Contrat Main permet – sauf erreur — la première traduction en français de la poétesse et traductrice Uljana Wolf. Pascal Poyet réussit un réel exploit. Citons par exemple un court extrait de la version originale de annalogue des oranges :
“I, a native something-or-other-girl
solide
geistige Nahrung and she digested
mit affektiver athletik
und orangenpoetiqqqqq ».
Face à la gageure d’une telle traduction, Poyet a eu l’intelligence de compléter le français jouxtant l’anglais et l’allemand du texte afin de permettre d’apprécier un corpus dont le sens est interlingual : « quand il est l’heure des oranges, ist keine zeit, no time at all, plus de temps pour rien. je ne me nourris que d’oranges, at least they exist, n’y aurait-il plus grand-chose d’autre, no things at all, nicht viel. »
Cette babélisation de la langue répond chez Uljana Wolf en ces deux livres à un projet précis. Reprendre « l’histoire » de celle dont l’auteure endosse l’identité signalée ci-dessus « I, a native quelque chose girl ». Il s’agit de la jeune Viennoise Bertha Pappenheim qui fut soignée par Joseph Breuer pour troubles d’anxiété et d’hallucinations. En conformité avec la tradition curative de l’époque lorsqu’il s’agissait des femmes, l’hystérie fut diagnostiquée. “Anna O.” (la patiente sera connue ainsi dans les Études sur l’hystérie de Freud et Breuer) fut soignée selon une double technique, là encore aux sources de la psychanalyse : par une cure ou ramonage par libre associations d’idées qui firent de Freud un Mythe.
Les symptômes d’Anna O comprenaient la perte de cohérence linguistique : par moments, Anna ne parlait et ne comprenait que l’anglais. Ce fut donc une projet de choix pour ses sbires.

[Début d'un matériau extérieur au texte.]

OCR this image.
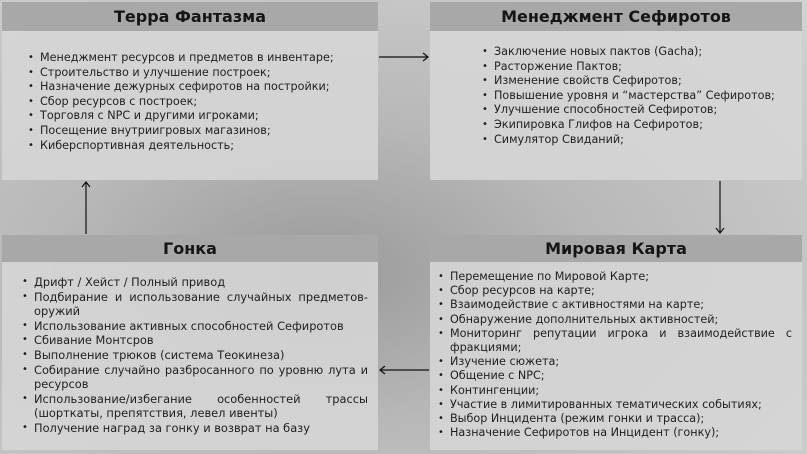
Терра Фантазма
• Менеджмент ресурсов и предметов в инвентаре;
• Строительство и улучшение построек;
• Назначение дежурных сефиротов на постройки;
• Сбор ресурсов с построек;
• Торговля с NPC и другими игроками;
• Посещение внутриигровых магазинов;
• Киберспортивная деятельность;
Менеджмент Сефиротов
• Заключение новых пактов (Gacha);
• Расторжение Пактов;
• Изменение свойств Сефиротов;
• Повышение уровня и “мастерства” Сефиротов;
• Улучшение способностей Сефиротов;
• Экипировка Глифов на Сефиротов;
• Симулятор Свиданий;
Гонка
• Дрифт / Хейст / Полный привод
• Подбирание и использование случайных предметов-оружий
• Использование активных способностей Сефиротов
• Сбивание Монтсров
• Выполнение трюков (система Теокинеза)
• Собирание случайно разбросанного по уровню лута и ресурсов
• Использование/избегание особенностей трассы (шорткаты, препятствия, левел ивенты)
• Получение наград за гонку и возврат на базу
Мировая Карта
• Перемещение по Мировой Карте;
• Сбор ресурсов на карте;
• Взаимодействие с активностями на карте;
• Обнаружение дополнительных активностей;
• Мониторинг репутации игрока и взаимодействие с фракциями;
• Изучение сюжета;
• Общение с NPC;
• Контингенции;
• Участие в лимитированных тематических событиях;
• Выбор Инцидента (режим гонки и трасса);
• Назначение Сефиротов на Инцидент (гонку);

Spécialiste des jeux de langage, des flots phonétiques et cognitifs des divers nœuds entre l’anglais et l’allemand, Uljana Wolf trouve là un sujet idéal. Les deux textes « thématiques » proposent des formes hybrides de ce qui est bien plus qu’un monologue. Formellement et syntaxiquement, ils renversent les lignes dites logiques là où jaillit la « voix » résolument imparfaite, grevée de silences et d’errata joyeusement musicaux. L’auteur semble enregistrer la conscience « en désordre » de la patiente. Mais, de fait, elle en transforme la voix au moment où Anna est étouffée par la tutelle « médicale » institutionnelle et machiste dont le but est de broyer l’identité féminine.
Uljana Wolf « venge » ainsi son modèle historiquement marqué : « eux : rétrécissement du champ visuel ! moi : les dons d’anna blume ! et ils vident les lieux, anéantis par ma mémoire à trous. » Elle propose sa folie pour dénouer les fils dans lesquels Freud et Breuer voulurent l’enlacer. Les lignes polyglottes deviennent obsédantes, et glorieuses et se moquent du logos éculé des «savants » de l’époque.
La logomachie pluri-linguistisue n’a rien d’un jeu. Elle casse la barrière des attentes stéréotypes des maîtres-« queues » en expertises mentales. Ils sont perdus dans ce langage qui déboule, fluctue. Justice est rendue à celle qui fut à la fois « défaite » et « refaite ».
Néanmoins, elle put sortir des fourches caudines de la psychanalyse « mâligne ». Face au fléau masculin, elle allait devenir travailleuse sociale, défenseuse des femmes juives et pionnière du féminisme.
jean-paul gavard-perret
Uljana Wolf, annalogue des oranges , annalogue des fleurs, traduits de l’allemand par Pascal Poyet, Contrat Main éditions, 2017.